L'article aborde en profondeur un certain nombre de traitements de l'autisme fondés sur des preuves qui soutiennent la relation parent-enfant de cette manière, y compris le Early Start Denver Model. Singletary propose également des études de cas de sa pratique psychanalytique, expliquant que son traitement intensif offre un aperçu de la vie émotionnelle interne de l'enfant autiste. Il trouve des preuves du stress que ces enfants subissent de l'isolement social qui résulte de leurs vulnérabilités biologiques.

En lisant son article, je me suis retrouvé à penser à cette mère et à ce fils il y a tant d'années dans ma pratique pédiatrique, et ce que j'aurais pu faire pour les aider. Un autre article sur un programme dans le Bronx, en fait affilié à l'hôpital où j'ai fait ma résidence en pédiatrie, offre une réponse.

Et si nous avions l'opportunité de soutenir tous les parents et nourrissons stressés dans les premières semaines et les premiers mois de la vie, alors que le cerveau est le plus plastique? La question centrale est l'absence de connexion, rendue d'autant plus pénible par l'attente culturelle que cela devrait être une période de félicité et de joie. L'autisme n'est qu'une cause de cette perte de connexion.

Le programme Bronx intègre le modèle Healthy Steps dans une pratique pédiatrique. Lorsqu'un pédiatre identifie un couple parent-enfant stressé, elle demande à son collègue de venir rencontrer la famille dans le couloir. Un article de presse récent sur le programme décrit le cas d'une jeune mère qui lutte avec sa fille de deux ans pour manger. Le pédiatre, dans sa visite de 15 minutes, identifie le problème:

Il est temps d'amener un expert de la santé mentale de l'enfance. Ainsi, Castalnuovo introduit Rahil Briggs, la psychologue pour enfants et la présente personnellement à cette famille. C'est ce qu'on appelle un «coup de main chaleureux» et il est plus probable qu'ils verront quelqu'un au lieu de disparaître dans le trou de lapin des renvois à l'extérieur.

Un large éventail de comportements troublants que nous voyons chez les jeunes enfants sont à la fois la cause et le résultat de relations stressées. Lorsque ces problèmes peuvent être résolus tôt, nous soutenons le développement sain du cerveau en croissance rapide.

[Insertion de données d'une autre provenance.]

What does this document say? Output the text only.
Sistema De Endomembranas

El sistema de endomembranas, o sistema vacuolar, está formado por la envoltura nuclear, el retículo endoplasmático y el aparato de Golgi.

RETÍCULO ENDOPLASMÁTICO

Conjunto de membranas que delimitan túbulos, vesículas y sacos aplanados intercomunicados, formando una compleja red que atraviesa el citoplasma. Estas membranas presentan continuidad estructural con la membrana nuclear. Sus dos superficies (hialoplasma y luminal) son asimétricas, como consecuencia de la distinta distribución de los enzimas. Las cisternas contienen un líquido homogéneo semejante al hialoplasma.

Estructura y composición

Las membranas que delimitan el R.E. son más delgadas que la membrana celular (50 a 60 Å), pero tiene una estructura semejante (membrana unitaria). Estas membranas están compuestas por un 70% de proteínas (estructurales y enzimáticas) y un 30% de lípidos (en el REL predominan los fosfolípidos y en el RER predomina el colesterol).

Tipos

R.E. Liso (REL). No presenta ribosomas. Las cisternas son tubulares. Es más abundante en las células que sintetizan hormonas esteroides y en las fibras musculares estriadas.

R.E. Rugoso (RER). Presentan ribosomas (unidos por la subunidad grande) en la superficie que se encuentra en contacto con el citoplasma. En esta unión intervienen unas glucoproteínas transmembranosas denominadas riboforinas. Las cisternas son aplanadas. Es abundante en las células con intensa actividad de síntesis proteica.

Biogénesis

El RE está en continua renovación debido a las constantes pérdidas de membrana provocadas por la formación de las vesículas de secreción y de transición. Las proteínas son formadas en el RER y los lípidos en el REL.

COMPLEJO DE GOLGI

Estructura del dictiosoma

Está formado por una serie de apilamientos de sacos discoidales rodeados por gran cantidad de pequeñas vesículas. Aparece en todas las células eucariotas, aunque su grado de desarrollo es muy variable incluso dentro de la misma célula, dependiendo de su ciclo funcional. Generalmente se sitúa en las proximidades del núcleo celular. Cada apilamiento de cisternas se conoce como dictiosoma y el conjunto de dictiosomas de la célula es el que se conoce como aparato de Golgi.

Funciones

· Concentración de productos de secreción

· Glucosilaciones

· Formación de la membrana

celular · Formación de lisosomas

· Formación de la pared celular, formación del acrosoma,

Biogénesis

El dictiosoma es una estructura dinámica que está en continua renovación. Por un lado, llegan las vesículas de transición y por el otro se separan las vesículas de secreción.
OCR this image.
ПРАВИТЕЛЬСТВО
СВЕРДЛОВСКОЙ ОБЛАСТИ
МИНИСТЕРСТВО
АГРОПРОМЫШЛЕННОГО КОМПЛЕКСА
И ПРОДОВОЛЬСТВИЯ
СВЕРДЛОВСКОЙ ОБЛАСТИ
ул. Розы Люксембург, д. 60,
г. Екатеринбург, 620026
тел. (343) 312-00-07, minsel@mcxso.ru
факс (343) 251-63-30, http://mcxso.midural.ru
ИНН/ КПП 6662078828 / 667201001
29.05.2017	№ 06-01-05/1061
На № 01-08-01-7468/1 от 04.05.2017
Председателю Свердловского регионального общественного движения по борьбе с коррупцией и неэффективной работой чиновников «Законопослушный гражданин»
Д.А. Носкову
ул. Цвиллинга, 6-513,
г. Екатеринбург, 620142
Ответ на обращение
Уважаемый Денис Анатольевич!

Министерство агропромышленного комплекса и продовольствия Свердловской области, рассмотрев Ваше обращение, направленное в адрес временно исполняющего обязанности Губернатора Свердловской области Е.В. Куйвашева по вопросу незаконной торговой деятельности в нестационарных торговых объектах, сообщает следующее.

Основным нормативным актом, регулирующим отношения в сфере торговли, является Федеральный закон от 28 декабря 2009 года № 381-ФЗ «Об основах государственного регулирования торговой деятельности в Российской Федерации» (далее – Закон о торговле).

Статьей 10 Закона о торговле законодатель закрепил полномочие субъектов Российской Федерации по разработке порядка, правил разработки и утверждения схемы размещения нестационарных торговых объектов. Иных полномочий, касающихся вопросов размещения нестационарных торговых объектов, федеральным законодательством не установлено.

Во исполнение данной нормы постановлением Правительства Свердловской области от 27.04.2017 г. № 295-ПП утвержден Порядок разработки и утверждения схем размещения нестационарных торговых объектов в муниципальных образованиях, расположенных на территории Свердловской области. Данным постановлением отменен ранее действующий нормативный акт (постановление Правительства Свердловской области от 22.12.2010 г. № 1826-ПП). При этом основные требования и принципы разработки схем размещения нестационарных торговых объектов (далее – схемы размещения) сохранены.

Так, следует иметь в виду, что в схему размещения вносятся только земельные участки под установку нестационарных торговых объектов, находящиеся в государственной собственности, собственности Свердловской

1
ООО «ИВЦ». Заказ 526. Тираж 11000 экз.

Si j'avais appris dans ma formation pédiatrique sur la richesse de la science du développement contemporain, et si j'avais une telle personne dans mon bureau (grâce en partie au programme UMass Boston Infant-Parent Mental Health, je pourrais être cette personne), j'aurais pu dire à cette jeune mère, "je vois que vous vous battez vraiment. Je me demande s'il serait utile de prendre le temps de donner un sens à ce problème. Mon collègue à l'autre bout du monde sait très bien comment aider les jeunes enfants et leurs parents. Laissez-moi vous présenter à elle. "

Aurais-je pu changer ce cours de la vie de cette famille? Je ne sais pas. Mais toute la meilleure science de notre temps suggère que la réponse pourrait être oui.

Le modèle Healthy Steps ne porte pas spécifiquement sur l'identification et le traitement de l'autisme. Mais il s'agit d'un exemple d'adoption d'une approche globale de la santé publique pour soutenir les relations précoces parents-enfants.

Si nous voulons faire une brèche dans l'augmentation exponentielle de l'autisme et d'autres soi-disant troubles de santé mentale chez les enfants, une telle perspective de santé publique est nécessaire. Comme je le décris dans mon nouveau livre, The Silenced Child, nous devons nous pencher sur la façon dont notre culture soutient et ne soutient pas les parents et les enfants. Les congés parentaux payés et une culture de soins post-partum qui reconnaît la désorganisation normale de la transition vers la parentalité sont d'autres exemples de moyens significatifs de changer la situation.

Lorsque nous soutenons ces relations précoces, intervenons dans des situations de stress avant que les choses ne commencent à dérailler, nous avons la possibilité de placer le développement sur une voie saine – au niveau du comportement, des gènes et des cerveaux – pour tous les enfants.